26

How can we overwrite a partitioned dataset, but only the partitions we are going to change? For example, recomputing last week daily job, and only overwriting last week of data.

Default Spark behaviour is to overwrite the whole table, even if only some partitions are going to be written.

Madhava Carrillo
  • 3,600
  • 3
  • 16
  • 21
  • Before Spark 2.3.0 there is a JIRA created for this. In 2.3.0 this is fixed. https://issues.apache.org/jira/browse/SPARK-20236 – wandermonk Apr 24 '18 at 18:31

2 Answers2

63

Since Spark 2.3.0 this is an option when overwriting a table. To overwrite it, you need to set the new spark.sql.sources.partitionOverwriteMode setting to dynamic, the dataset needs to be partitioned, and the write mode overwrite. Example in scala:

spark.conf.set(
  "spark.sql.sources.partitionOverwriteMode", "dynamic"
)
data.write.mode("overwrite").insertInto("partitioned_table")
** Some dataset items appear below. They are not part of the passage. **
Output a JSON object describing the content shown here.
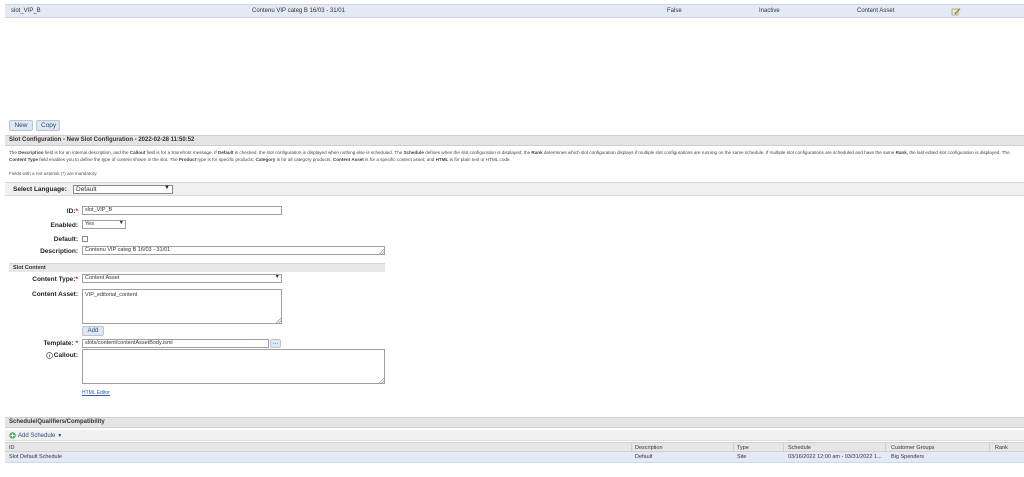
{
  "top_row": {
    "id": "slot_VIP_B",
    "description": "Contenu VIP categ B 16/03 - 31/01",
    "default": "False",
    "status": "Inactive",
    "content_type": "Content Asset"
  },
  "buttons": {
    "new": "New",
    "copy": "Copy"
  },
  "config_header": "Slot Configuration - New Slot Configuration - 2022-02-28 11:50:52",
  "help_text": {
    "p1": "The ",
    "b1": "Description",
    "p2": " field is for an internal description, and the ",
    "b2": "Callout",
    "p3": " field is for a Storefront message. If ",
    "b3": "Default",
    "p4": " is checked, the slot configuration is displayed when nothing else is scheduled. The ",
    "b4": "Schedule",
    "p5": " defines when the slot configuration is displayed; the ",
    "b5": "Rank",
    "p6": " determines which slot configuration displays if multiple slot configurations are running on the same schedule. If multiple slot configurations are scheduled and have the same ",
    "b6": "Rank",
    "p7": ", the last edited slot configuration is displayed. The ",
    "b7": "Content Type",
    "p8": " field enables you to define the type of content shown in the slot. The ",
    "b8": "Product",
    "p9": " type is for specific products; ",
    "b9": "Category",
    "p10": " is for all category products; ",
    "b10": "Content Asset",
    "p11": " is for a specific content asset; and ",
    "b11": "HTML",
    "p12": " is for plain text or HTML code."
  },
  "mandatory_note": "Fields with a red asterisk (*) are mandatory.",
  "language": {
    "label": "Select Language:",
    "value": "Default"
  },
  "form": {
    "id_label": "ID:",
    "id_value": "slot_VIP_B",
    "enabled_label": "Enabled:",
    "enabled_value": "Yes",
    "default_label": "Default:",
    "description_label": "Description:",
    "description_value": "Contenu VIP categ B 16/03 - 31/01",
    "slot_content_header": "Slot Content",
    "content_type_label": "Content Type:",
    "content_type_value": "Content Asset",
    "content_asset_label": "Content Asset:",
    "content_asset_value": "VIP_editorial_content",
    "add_button": "Add",
    "template_label": "Template:",
    "template_value": "slots/content/contentAssetBody.isml",
    "template_browse": "...",
    "callout_label": "Callout:",
    "html_editor_link": "HTML Editor",
    "asterisk": "*"
  },
  "schedule": {
    "header": "Schedule/Qualifiers/Compatibility",
    "add_label": "Add Schedule",
    "columns": [
      "ID",
      "Description",
      "Type",
      "Schedule",
      "Customer Groups",
      "Rank"
    ],
    "rows": [
      {
        "id": "Slot Default Schedule",
        "description": "Default",
        "type": "Site",
        "schedule": "03/16/2022 12:00 am - 03/31/2022 1...",
        "customer_groups": "Big Spenders",
        "rank": ""
      }
    ]
  }
}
I recommend doing a repartition based on your partition column before writing, so you won't end up with 400 files per folder.

Before Spark 2.3.0, the best solution would be to launch SQL statements to delete those partitions and then write them with mode append.

wiesiu_p
  • 500
  • 5
  • 6
Madhava Carrillo
  • 3,600
  • 3
  • 16
  • 21
  • How to delete multiple partitions in HIVE table? – Neeraj Bhadani Jul 18 '18 at 13:24
  • Thats quite a different topic, check this out http://bigdataprogrammers.com/drop-multiple-partitions-in-hive/ – Madhava Carrillo Jul 20 '18 at 20:20
  • I have already tried the solution but it is not allowing to delete the partitions with operators like "" – Neeraj Bhadani Jul 22 '18 at 18:45
  • 2
    Hi, I tried this but didn't work for me. I had to pass in the overwrite=True as an argument in the insertInto method https://spark.apache.org/docs/2.3.0/api/python/pyspark.sql.html#pyspark.sql.DataFrameWriter.insertInto But thanks for the clue, this rocks – suhprano Dec 10 '18 at 23:16
  • https://stackoverflow.com/questions/54246038/what-is-the-fastest-way-to-property-update-hdfs-data-with-spark can you help me? – pavel_orekhov Jan 18 '19 at 00:15
  • Doesn't work with `insertInto` but works perfectly with `save.` – cph_sto Aug 21 '19 at 12:29
  • @MadhavaCarrillo Hi, are you aware of a setting to only delete the partition, instead of replacing it? Thanks – cph_sto Aug 22 '19 at 10:37
  • @cph_sto not really, no. You can use the drop partition from hive. `alter table t1 drop if exists partition (p1=1);` or even using comparators like `alter table t drop partition (PARTITION_COL>1);` – Madhava Carrillo Aug 22 '19 at 13:18
  • @neerajbhadani you can use those in hive, in a hive CLI. – Madhava Carrillo Aug 22 '19 at 13:21
  • @suhprano I experienced that in python, not in Scala. – Madhava Carrillo Aug 22 '19 at 13:22
  • @MadhavaCarrillo Hi, Many thanks for confirming it. Actually, I has posted a question [here](https://stackoverflow.com/questions/57520227/how-to-delete-a-particular-month-from-a-parquet-file-partitioned-by-month) and someone answered with a similar answer, but I am using `external tables` and not `internal tables `. In addition to that, I am not on HIVE, instead I am using `Jupyter-PySpark`. I don't know how to do it there. – cph_sto Aug 22 '19 at 15:04
  • Note that your target table format has to support dynamic partitioning. If it does not and you apply the steps above, be aware that your table might be deleted! Learned that the hard way, even though I luckily made a backup before – Markus Jan 07 '22 at 14:02
21

Just FYI, for PySpark users make sure to set overwrite=True in the insertInto otherwise the mode would be changed to append

from the source code:

def insertInto(self, tableName, overwrite=False):
    self._jwrite.mode(
        "overwrite" if overwrite else "append"
    ).insertInto(tableName)

this how to use it:

spark.conf.set("spark.sql.sources.partitionOverwriteMode","DYNAMIC")
data.write.insertInto("partitioned_table", overwrite=True)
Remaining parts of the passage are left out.